Продев кисть в петлю кистеня и приготовившись в любой миг пустить его в ход, Мидар обогнул рощу с юга и вышел к окраине деревни кочевников. Вернее, теперь уже бывшей деревни. Куда ни глянь, всюду сожженные шатры, разрушенные загоны, даже истуканы Зархра и Юрги и то изрублены в щепу. Кто-то очень постарался, круша и ломая все вокруг, словно желая стереть само воспоминание о живших здесь гвонках.
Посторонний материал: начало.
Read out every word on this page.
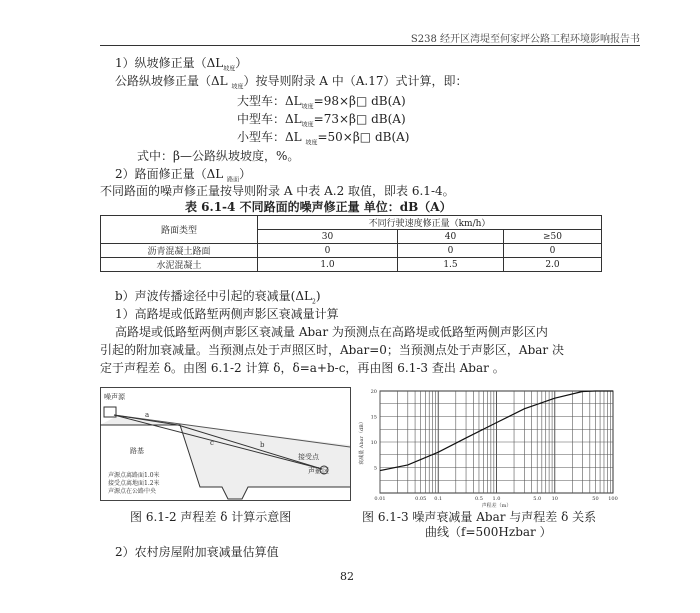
S238 经开区湾堤至何家坪公路工程环境影响报告书
1）纵坡修正量$(\Delta L_{坡度})$
公路纵坡修正量（ΔL $_{坡度}$）按导则附录 A 中（A.17）式计算，即：
大型车：$\Delta L_{坡度}=98\times\beta□$ dB(A)
中型车：$\Delta L_{坡度}=73\times\beta□$ dB(A)
小型车：ΔL $_{坡度}$=50×β□ dB(A)
式中：β—公路纵坡坡度，%。
2）路面修正量（ΔL $_{路面}$）
不同路面的噪声修正量按导则附录 A 中表 A.2 取值，即表 6.1-4。
表 6.1-4 不同路面的噪声修正量 单位：dB（A）
路面类型	不同行驶速度修正量（km/h）		
	30	40	≥50
沥青混凝土路面	0	0	0
水泥混凝土	1.0	1.5	2.0
b）声波传播途径中引起的衰减量$(\Delta L_2)$
1）高路堤或低路堑两侧声影区衰减量计算
高路堤或低路堑两侧声影区衰减量 Abar 为预测点在高路堤或低路堑两侧声影区内
引起的附加衰减量。当预测点处于声照区时，Abar=0；当预测点处于声影区，Abar 决
定于声程差 δ。由图 6.1-2 计算 δ，δ=a+b-c，再由图 6.1-3 查出 Abar 。
噪声源
路基
接受点
声影区
a
b
c
声源点离路面1.0米
接受点离地面1.2米
声源点在公路中央
图 6.1-2 声程差 δ 计算示意图
5
10
15
20
0.01	0.05 0.1	0.5 1.0	5.0 10	50 100
声程差（m）
衰减量 Abar（dB）
图 6.1-3 噪声衰减量 Abar 与声程差 δ 关系
曲线（f=500Hzbar ）
2）农村房屋附加衰减量估算值
82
Но вот ведь что удивительно — Мидар нашел тела лишь троих убитых. Все были мужчинами, воинами, причем одного из них он даже знал. Им по странной прихоти судьбы оказался тот самый степняк, который отнял у Кумила подарок шамана. Но где женщины, дети, где другие вояки?! Да зная нрав гвонков, он ждал, что селение будет залито кровью, всюду будут лежать тела защитников в окружении сраженных ими врагов… И вдруг такой сюрприз.
Ответ на вопрос нашелся очень быстро. На северной окраине Мидар обнаружил множество человеческих следов, вперемежку с отпечатками лап тирров и шестилапов. Все выглядело так, словно захватчики собрали всех в кучу и погнали куда-то во владения троллей.
Троллей?! Мидар потрясенно уставился на отпечаток гигантской ступни, оставленный чуть в стороне от следов плененных жителей селения. Затем нашел еще один такой же, а затем еще и еще. Гипотеза стремительно обретала черты реальности.
И вот тогда на Мидара накатило. Именно тогда ему стало ясно, в какой дряни он оказался, причем по уши. Один, в центре Лихоземья, с невидимым врагом на хвосте и безо всякой надежды на помощь местных — тут уж никакое богатство не в радость.
Кумил схватился за голову. До прохода в горах Порубежья идти никак не меньше седмицы, а он уже измотан, как галерный раб. Без припасов, без проводника, без охраны — долго ли еще получится играть в прятки со смертью? Сколько раз за последние несколько суток он лишь чудом спасался от гибели? Один?! Два?! Пять?! Или десять?! Насколько еще хватит его удачи и не исчерпал ли он ее запас уже сейчас?!
— Тысяча мархузов! — сказал Мидар вслух, кусая губы. — Что же делать-то?!
В глубине души он знал ответ, но против него восставало все естество. Чтобы выжить самому, Кумилу следовало найти Фейгура. Старый хрыч достаточно хитер, чтобы уцелеть даже в плену у тарков. А уж вместе с ним можно будет идти хоть к Рырге в пасть, хоть к Кали на званый ужин. Проблема в другом — как освободить шамана?.. И его внучку!